Sue Hartigan <[EMAIL PROTECTED]> writes:


Anti-Abortion Activists Convicted

>           CHICAGO (AP) -- In an unusual use of a racketeering law
>           designed to fight the mob, a federal jury ruled Monday
>           that anti-abortion protest organizers used threats and
>           violence to shut down clinics -- a verdict that could
>           cost the movement millions.
> 
>           Although the abortion foes were ordered to pay only
>           about $258,000, the class-action ruling opened the door
>           for more claims by as many as 1,000 clinics across the
>           country.
> 
>           ``This is the biggest courtroom defeat for the
>           anti-abortion movement ever,'' declared Fay Clayton, an
>           attorney for the National Organization for Women, which
>           filed the lawsuit in 1986.
> 
>           Defense attorneys said the verdict would be appealed
>           and Cardinal Francis George announced that the Chicago
>           Archdiocese would consider joining the appeal as a
>           friend of the court, calling the verdict ``unjust.''
> 
>           ``The decision in this case effectively equates freedom
>           of speech with racketeering,'' the cardinal said in a
>           statement.
> 
>           The jury found that anti-abortion activist Joseph
>           Scheidler and two associates, Timothy Murphy and Andrew
>           Scholberg, engaged in 21 acts of extortion to shut down
>           clinics. The jury also found that two anti-abortion
>           organizations, the Pro-Life Action League and Operation
>           Rescue, were part of the scheme.
> 
>           The jury ordered the three activists and two
>           organizations to pay $85,926.92 in damages, which will
>           be tripled under the racketeering law.
> 
>           The damages were awarded to abortion clinics in
>           Milwaukee and Wilmington, Del., for security measures
>           required after violence flared outside their doors. But
>           a number of other clinics intend to file for
>           class-action damages under the verdict.
> 
>           ``They want to bankrupt us -- there's no question about
>           that,'' said Scheidler, executive director of the
>           Pro-Life Action League.
> 
>           Operation Rescue founder Randall Terry originally was
>           named in the lawsuit.
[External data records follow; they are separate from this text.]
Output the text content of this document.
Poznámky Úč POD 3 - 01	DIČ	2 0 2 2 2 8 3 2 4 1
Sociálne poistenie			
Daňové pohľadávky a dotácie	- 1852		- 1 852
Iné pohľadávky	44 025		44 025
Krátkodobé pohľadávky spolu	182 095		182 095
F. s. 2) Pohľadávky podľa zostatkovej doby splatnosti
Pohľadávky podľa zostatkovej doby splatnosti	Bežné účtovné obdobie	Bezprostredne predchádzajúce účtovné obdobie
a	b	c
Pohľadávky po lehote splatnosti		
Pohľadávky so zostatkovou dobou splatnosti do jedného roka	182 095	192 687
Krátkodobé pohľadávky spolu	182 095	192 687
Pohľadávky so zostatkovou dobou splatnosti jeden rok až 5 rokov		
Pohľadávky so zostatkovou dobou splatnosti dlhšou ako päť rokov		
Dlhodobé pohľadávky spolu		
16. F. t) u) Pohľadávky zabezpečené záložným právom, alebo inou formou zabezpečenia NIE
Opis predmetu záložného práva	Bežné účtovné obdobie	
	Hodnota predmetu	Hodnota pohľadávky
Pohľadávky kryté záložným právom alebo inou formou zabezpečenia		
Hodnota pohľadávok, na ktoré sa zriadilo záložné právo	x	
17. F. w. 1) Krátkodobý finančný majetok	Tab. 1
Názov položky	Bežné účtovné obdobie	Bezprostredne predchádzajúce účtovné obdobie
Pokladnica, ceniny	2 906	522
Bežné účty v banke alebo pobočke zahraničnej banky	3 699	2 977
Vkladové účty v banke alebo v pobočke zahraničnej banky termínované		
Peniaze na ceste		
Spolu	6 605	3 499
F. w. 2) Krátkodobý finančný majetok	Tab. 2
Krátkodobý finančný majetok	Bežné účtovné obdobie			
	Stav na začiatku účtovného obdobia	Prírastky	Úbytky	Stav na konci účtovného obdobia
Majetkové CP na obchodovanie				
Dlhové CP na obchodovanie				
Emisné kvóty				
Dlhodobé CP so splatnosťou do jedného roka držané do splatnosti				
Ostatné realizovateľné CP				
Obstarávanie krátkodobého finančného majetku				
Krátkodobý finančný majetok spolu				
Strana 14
But already facing $169,000 in
>           court awards from two other abortion lawsuits, he
>           settled with NOW in January and was no longer part of
>           the case.
> 
>           He agreed not to participate in any criminal activity
>           against abortion clinics, their staffs or patients or
>           belong to any group that does; violation of that
>           agreement could cost him $15,000 and allow NOW to
>           reinstate him as a defendant.
> 
>           A number of other clinics intend to file for
>           class-action damages under the verdict, according to
>           clinic operators.
> 
>           Wendy Crew, an attorney for the Alabama-based New Woman
>           All Women Clinic, announced in Birmingham that the
>           clinic was considering an effort to collect triple
>           damages. A security guard was killed and a nurse badly
>           injured in a Jan. 29 bombing at the facility. The
>           suspect remains at large.
> 
>           A turning point in the case came in 1994 when the U.S.
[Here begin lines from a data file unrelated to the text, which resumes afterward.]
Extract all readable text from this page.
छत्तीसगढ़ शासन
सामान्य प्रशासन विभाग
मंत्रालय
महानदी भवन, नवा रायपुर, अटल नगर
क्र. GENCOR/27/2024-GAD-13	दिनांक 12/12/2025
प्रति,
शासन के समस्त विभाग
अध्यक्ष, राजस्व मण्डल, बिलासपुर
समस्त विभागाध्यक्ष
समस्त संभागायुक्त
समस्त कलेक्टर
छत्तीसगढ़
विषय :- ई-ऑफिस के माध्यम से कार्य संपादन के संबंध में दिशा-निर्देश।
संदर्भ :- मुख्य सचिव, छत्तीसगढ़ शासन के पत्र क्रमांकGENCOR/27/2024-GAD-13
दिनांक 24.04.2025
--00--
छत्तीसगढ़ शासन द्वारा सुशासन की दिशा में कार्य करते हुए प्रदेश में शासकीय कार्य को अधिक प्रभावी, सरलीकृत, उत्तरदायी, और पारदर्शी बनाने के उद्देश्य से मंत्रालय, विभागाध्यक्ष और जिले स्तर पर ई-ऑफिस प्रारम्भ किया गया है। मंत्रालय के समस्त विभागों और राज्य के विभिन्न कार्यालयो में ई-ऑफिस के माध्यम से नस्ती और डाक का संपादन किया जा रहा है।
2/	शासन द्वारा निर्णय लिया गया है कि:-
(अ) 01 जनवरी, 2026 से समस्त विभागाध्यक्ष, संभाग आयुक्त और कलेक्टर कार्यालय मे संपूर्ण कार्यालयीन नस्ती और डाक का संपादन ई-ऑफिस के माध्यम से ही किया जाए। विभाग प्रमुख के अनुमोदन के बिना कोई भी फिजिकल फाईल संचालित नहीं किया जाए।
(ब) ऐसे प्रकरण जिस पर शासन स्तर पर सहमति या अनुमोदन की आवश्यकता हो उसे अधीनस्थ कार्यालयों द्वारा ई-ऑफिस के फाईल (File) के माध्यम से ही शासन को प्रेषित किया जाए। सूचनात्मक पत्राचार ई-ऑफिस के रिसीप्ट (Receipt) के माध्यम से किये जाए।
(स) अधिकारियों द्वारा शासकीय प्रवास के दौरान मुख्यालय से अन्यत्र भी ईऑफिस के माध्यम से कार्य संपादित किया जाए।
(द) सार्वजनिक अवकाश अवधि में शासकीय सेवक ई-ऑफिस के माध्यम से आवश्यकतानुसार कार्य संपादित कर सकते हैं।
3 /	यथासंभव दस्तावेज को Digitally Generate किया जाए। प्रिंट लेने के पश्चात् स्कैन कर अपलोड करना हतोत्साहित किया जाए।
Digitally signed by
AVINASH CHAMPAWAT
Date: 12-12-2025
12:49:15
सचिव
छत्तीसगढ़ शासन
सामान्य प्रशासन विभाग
>           Supreme Court reversed lower-court rulings and gave NOW
>           permission to refile the lawsuit under the Racketeer
>           Influenced and Corrupt Organizations Act. It was the
>           first nationwide class-action lawsuit ever filed
>           against the anti-abortion movement under RICO.
> 
>           Congress passed the law in 1970 as a weapon against
>           organized crime, but in recent years businesses have
>           also become targets of its civil provisions.
> 
>           Defense attorney Tom Brejcha said that RICO never
>           should have been used in the case. ``RICO is terribly
>           flawed, vague and over broad,'' he said.
> 
>           Abortion-rights forces won a lawsuit several years ago
>           against blockade organizers under the RICO act in
>           Philadelphia. But Clayton said that verdict was minor
>           by comparison.
> 
>           U.S. District Judge David Coar scheduled a hearing for
>           Wednesday at which he is expected to discuss a court
>           order to curb violence at clinics.
> 
>           Coar barred abortion-rights attorneys from introducing
>           evidence that they claimed would tie the defendants to
>           more than a decade of bombings and arsons at clinics
>           around the country. But he allowed them to tell jurors
>           of doctors and patients being grabbed, pushed, struck
>           with protest signs and threatened.
> 
>           Scheidler and his co-defendants denied encouraging
>           violence, saying they couldn't help the excesses of a
>           few individuals.
> 
>           ``We wanted to come out as a legitimate force in
>           America and not as racketeers,'' Scheidler said.
>           ``There is no honor in being a racketeer and we're not
>           racketeers.''
> 
>           Feminists were elated by the decision.
> 
>           ``A jury of six men and women saw through the thugs'
>           shameless attempt to pervert the First Amendment,'' NOW
>           President Patricia Ireland said.